The transcriptional effects of the vesicants lewisite and sulfur mustard on human epidermal keratinocytes.

Sulfur mustard (SM) injury is a complex process that begins with extensive alkylation of critical cellular components and culminates in cell death and skin vesication. The mechanism of toxicity is not well understood since SM broadly alkylates cellular nucleophiles. However, two events appear integral-the formation of DNA cross-links and the release of proteases into the extracellular matrix. To identify genes directly involved in vesication, the transcriptional profile of SM was compared to the vesicant lewisite (L). Similarly, to identify genes directly involved in DNA damage, the transcriptional profile of SM was compared to the genotoxic agent cisplatin (c-Pt).

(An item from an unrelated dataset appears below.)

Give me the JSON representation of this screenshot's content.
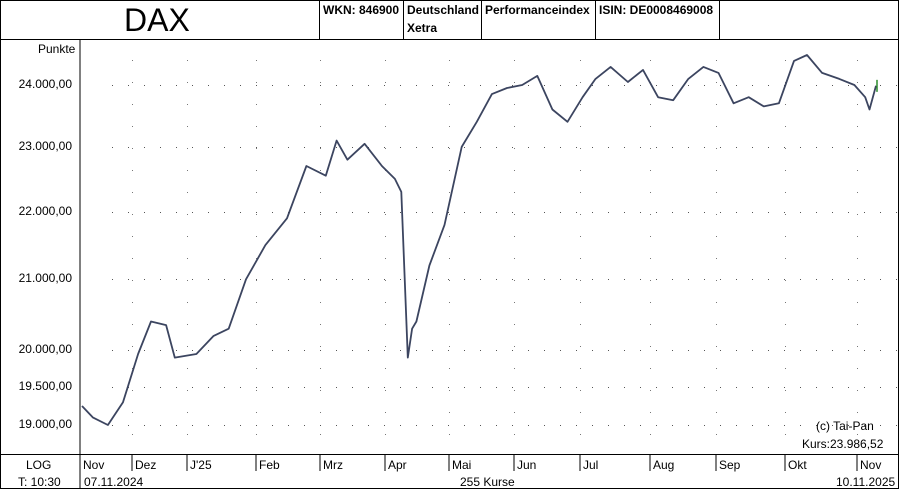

Microarrays containing 7,075 sequence-verified human cDNAs were screened with mRNA from human epidermal keratinocytes treated with 200 mu M agent for 2 h. A large number of differentially expressed genes were identified, with many similarities observed between agents. Many genes not previously associated with SM and L injury were also identified, including a large percentage of unknown function. A comparison of the differential expression profiles revealed that L had the broadest and most robustly altered expression. Apoptotic transcripts were clearly evident in L but not in SM, suggesting a late stage in L injury.